Having to enable javascript to see a website is not an accessibility problem according to WCAG.

  • marginalia_nu 3 days ago

    It is a very real accessibility problem if you're using Dillo, which does not support javascript.

    • llbbdd 3 days ago

      it's also a real accessibility problem if you're trying to use sticks and rocks to access the internet

      • marginalia_nu 3 days ago

        This is in the context of where that web browser is hosted, so it's quite relevant.

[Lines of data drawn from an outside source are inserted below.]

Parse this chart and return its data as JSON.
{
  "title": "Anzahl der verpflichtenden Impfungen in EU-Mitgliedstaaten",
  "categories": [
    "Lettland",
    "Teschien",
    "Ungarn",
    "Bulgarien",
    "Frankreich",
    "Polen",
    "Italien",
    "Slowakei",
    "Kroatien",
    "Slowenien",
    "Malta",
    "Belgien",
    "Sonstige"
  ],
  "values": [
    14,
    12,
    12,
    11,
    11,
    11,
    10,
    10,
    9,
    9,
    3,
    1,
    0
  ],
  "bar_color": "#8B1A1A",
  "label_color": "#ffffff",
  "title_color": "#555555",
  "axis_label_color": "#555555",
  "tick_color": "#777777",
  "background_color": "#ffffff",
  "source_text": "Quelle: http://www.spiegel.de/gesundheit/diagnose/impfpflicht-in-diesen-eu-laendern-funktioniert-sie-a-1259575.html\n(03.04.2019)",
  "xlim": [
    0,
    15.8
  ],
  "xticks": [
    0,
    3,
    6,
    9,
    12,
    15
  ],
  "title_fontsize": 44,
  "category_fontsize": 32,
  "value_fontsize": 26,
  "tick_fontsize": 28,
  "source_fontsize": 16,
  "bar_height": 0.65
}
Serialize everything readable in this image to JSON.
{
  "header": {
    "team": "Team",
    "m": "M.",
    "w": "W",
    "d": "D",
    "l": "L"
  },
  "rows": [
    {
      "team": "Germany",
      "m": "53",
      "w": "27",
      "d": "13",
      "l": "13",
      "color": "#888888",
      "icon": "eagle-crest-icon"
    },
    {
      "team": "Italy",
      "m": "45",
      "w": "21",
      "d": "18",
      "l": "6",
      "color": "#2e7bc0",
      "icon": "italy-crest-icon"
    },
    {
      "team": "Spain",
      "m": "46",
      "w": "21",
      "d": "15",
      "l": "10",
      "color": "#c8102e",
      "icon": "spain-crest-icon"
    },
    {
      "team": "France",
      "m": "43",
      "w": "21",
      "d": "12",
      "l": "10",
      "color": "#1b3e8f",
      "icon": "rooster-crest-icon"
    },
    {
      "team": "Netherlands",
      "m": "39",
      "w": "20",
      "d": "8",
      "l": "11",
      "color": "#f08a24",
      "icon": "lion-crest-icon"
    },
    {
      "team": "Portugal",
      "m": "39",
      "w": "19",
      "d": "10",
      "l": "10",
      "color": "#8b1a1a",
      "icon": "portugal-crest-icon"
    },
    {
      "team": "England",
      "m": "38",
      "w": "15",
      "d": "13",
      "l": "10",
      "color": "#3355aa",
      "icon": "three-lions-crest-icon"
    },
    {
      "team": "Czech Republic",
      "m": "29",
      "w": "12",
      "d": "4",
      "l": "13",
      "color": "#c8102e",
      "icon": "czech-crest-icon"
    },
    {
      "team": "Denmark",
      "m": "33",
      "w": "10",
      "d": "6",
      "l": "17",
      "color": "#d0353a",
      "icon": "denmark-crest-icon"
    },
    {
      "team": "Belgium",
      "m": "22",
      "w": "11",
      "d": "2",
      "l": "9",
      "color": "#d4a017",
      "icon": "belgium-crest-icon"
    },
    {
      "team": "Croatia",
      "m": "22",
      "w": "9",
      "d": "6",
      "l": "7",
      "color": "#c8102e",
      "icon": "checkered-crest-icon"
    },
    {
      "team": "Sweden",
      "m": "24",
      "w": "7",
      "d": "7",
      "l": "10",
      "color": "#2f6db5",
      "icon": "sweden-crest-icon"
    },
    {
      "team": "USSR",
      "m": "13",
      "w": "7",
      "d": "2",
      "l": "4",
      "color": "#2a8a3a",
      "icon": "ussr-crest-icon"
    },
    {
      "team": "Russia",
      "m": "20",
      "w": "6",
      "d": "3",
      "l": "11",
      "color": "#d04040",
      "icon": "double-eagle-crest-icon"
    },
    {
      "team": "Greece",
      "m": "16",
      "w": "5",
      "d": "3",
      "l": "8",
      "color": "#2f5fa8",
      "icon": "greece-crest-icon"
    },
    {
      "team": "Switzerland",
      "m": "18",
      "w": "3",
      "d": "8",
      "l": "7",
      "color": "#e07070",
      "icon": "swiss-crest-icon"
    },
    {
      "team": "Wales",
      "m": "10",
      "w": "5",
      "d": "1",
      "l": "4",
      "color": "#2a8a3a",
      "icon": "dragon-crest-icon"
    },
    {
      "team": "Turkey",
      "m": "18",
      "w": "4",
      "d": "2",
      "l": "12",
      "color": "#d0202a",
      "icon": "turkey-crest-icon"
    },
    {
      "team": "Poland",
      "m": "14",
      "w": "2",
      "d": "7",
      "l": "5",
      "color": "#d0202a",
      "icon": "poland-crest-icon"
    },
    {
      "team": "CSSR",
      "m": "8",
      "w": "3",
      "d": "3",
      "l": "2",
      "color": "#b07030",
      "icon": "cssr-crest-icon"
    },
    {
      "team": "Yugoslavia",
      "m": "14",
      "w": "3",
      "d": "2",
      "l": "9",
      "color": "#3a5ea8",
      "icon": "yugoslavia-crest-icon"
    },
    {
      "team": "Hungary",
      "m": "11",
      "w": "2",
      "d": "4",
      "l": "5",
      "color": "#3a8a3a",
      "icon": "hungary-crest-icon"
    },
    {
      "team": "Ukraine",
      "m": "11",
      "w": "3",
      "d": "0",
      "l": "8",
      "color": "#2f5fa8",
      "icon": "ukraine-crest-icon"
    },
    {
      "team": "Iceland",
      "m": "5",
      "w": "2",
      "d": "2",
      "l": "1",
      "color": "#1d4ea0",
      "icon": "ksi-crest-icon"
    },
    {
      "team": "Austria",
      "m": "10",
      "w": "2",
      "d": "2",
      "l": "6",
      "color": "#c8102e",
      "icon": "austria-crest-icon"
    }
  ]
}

      • venturecruelty 3 days ago

        Why should you need JavaScript to render text and buttons? Were browsers unable to do this prior to the JavaScriptification of everything?

  • superkuh 3 days ago

    There's 'enabling javascript' and then there's 'requiring a javascript VM with bleeding edge features basically only found 3 browsers'.

  • superkuh 3 days ago

    It's 1 step forward 2 steps back with this "server side rendering" framing of the issue and in practice observing Microsoft Github's behaviors. They'll temporarily enable text on the web pages of the site in response to accessibility issues then a few months later remove it on that type of page and even more others. As that thread and others I've participated in show this is a losing battle. Microsoft Github will be javascript application only in the end. Human people should consider moving their personal projects accordingly. For work, well one often has to do very distasteful and unethical things for money. And github is where the money is.

venturecruelty 3 days ago

To be fair, the developers might care, but upper management certainly doesn't, and they're the ones who decide if those developers make their rent this month.

egorfine 3 days ago

Fixing accessibility problems won't make shareholders happy while forcing AI down our throats will.